# Cotyledons curled under



## MacroMicro (Mar 8, 2015)

Blue mystic,  Day 7 from seed in 50/50 Ffof/light warrior.  Under 2xT12 at 2-3 inches.  Soil moist, watered day of transplant of sprout from paper towel and the following day .  Trying to back off watering but soil has yet to dry (been 2 days since last water ). Doesn't seem to be improving,  first true leaves slow to develop.  Do these loom normal? 

View attachment 20150308_120923.jpg


View attachment 20150308_120849.jpg


----------



## Rosebud (Mar 8, 2015)

I guess i lost the post I just made, will try again.

Your baby is in too big of a pot that doesn't breathe. In a too big plastic pot it is hard to observe the wet/dry cycle. If you are good at transplanting I would put it in a breathable container, small smart pot, a keg cup with holes cut all over it... It is very delicate to move now, but i don't see it living in the pot it is in.   Good luck..  Green mojo and let us know how it is going.


----------



## MacroMicro (Mar 8, 2015)

Hi,  thanks.  I know the pic is kind of close up but it already is in a keg cup with 7-10 holes in the bottom.  Soil was packed loose.


----------



## MacroMicro (Mar 8, 2015)

Do you let the soil dry out between waterings at this stage?  Here's more  pics, the first two are the feminized  BMs and the second are Nirvana freebies that seem much happier.

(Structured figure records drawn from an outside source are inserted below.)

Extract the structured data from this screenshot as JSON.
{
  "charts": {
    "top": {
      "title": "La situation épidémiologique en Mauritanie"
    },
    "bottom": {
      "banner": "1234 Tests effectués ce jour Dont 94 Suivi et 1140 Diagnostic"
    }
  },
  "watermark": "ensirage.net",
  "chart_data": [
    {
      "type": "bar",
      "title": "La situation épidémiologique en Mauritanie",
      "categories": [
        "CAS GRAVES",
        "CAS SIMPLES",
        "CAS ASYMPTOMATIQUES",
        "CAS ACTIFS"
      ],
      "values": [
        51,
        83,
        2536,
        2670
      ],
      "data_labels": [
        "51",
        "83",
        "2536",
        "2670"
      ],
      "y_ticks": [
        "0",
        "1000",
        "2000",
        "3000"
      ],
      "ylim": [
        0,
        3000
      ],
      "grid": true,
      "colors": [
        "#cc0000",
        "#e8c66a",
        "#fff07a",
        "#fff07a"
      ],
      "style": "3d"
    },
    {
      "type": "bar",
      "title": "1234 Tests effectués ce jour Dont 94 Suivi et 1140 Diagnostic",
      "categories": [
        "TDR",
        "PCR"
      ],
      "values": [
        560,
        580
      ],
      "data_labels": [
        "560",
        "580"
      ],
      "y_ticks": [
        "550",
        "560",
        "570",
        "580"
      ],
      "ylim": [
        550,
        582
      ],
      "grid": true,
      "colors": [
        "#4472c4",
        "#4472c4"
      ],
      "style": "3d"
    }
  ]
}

Am i just over-analyzing?


----------



## MacroMicro (Mar 8, 2015)

Oops forgot to hit attach.Am i over-analyzing? 

View attachment 20150308_141354.jpg


View attachment 20150308_141407.jpg


View attachment 20150308_141450.jpg


View attachment 20150308_141433.jpg


----------



## Rosebud (Mar 8, 2015)

Yes let it dry between waterings. They have to have a wet/dry cycle. not to the point of wilting, but almost.


----------